Because there is nothing to be gained from it, NATO
expansion is a bad idea. It is also a dangerous idea, because
there is a great deal to be lost if it goes forward. Expansion
would impose costs on Europe and the United States. Just how
great they would be cannot be known in advance: the future is,
after all, unpredictable. But they might be substantial. This
is the second reason that expansion would be a fateful blunder.
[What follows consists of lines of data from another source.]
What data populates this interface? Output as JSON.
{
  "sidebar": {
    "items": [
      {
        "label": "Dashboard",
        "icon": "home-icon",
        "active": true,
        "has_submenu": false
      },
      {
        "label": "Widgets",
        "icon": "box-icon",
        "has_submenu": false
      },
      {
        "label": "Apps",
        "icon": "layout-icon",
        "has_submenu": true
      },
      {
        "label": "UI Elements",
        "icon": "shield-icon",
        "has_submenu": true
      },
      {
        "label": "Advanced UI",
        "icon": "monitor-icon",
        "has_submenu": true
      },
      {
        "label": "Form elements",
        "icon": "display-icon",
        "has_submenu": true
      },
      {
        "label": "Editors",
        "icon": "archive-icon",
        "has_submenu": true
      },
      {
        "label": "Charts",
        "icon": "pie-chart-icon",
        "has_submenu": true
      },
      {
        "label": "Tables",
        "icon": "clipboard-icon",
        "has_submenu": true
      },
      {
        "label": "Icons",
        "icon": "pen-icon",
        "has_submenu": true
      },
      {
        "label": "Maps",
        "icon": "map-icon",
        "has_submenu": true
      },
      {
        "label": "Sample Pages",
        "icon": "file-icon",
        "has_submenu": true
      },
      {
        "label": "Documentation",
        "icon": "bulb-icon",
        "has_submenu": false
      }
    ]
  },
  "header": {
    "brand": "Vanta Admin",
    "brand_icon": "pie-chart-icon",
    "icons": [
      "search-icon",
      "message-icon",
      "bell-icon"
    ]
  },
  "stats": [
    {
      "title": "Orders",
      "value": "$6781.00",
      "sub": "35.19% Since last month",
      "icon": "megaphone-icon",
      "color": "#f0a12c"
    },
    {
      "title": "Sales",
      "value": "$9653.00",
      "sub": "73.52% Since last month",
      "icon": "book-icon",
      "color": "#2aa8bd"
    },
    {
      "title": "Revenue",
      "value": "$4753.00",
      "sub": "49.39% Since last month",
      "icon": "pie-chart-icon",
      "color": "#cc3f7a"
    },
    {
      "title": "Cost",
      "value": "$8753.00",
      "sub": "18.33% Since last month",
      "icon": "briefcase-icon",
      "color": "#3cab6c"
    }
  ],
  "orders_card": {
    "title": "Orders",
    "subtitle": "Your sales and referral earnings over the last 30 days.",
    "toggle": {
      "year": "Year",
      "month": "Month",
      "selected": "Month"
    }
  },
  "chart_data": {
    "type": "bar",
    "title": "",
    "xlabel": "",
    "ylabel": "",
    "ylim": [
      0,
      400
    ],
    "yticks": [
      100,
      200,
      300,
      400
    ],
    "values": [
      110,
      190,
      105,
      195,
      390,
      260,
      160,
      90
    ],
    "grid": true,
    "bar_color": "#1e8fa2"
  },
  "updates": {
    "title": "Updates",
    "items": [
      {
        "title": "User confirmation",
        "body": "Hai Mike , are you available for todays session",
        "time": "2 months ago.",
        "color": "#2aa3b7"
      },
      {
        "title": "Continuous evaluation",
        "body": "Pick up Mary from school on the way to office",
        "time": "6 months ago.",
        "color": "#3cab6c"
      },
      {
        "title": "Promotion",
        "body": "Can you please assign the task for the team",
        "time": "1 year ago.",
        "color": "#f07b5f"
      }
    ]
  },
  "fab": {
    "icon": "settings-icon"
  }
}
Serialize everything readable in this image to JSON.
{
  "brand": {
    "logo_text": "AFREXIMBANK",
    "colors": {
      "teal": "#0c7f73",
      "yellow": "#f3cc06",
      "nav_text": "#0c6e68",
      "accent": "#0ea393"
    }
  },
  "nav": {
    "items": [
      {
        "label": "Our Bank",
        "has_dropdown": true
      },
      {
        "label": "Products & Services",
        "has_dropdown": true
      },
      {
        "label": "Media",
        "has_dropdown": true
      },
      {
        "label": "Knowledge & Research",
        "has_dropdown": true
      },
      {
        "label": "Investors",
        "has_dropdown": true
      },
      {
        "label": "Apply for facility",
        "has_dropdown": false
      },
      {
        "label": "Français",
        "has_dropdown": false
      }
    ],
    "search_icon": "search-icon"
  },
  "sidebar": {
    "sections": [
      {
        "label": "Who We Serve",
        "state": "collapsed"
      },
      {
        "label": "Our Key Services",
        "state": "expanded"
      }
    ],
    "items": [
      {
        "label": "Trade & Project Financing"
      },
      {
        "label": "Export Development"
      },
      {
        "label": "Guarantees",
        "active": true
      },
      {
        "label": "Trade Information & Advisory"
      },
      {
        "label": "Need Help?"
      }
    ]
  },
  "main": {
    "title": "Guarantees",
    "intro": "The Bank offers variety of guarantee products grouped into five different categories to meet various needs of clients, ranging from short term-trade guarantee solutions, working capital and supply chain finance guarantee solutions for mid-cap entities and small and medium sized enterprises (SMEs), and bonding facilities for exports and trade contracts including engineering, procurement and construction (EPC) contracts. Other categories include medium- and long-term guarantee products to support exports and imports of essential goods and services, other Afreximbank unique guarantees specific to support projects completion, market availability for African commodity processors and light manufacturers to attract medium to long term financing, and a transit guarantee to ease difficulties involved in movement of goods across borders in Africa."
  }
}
The prospect of expansion has already damaged the West's
relations with Russia. Furthermore, the reality of expansion
would draw a new line of division in Europe, creating a ``grey
zone'' of vulnerable countries between NATO's new eastern
border and Russia. In this geopolitical no-man's land would be
located new democracies whose survival and prosperity are
important to the West but whose security the expansion of NATO
would jeopardize.
There is a final danger to Western interests from NATO
expansion that is little discussed but potentially serious.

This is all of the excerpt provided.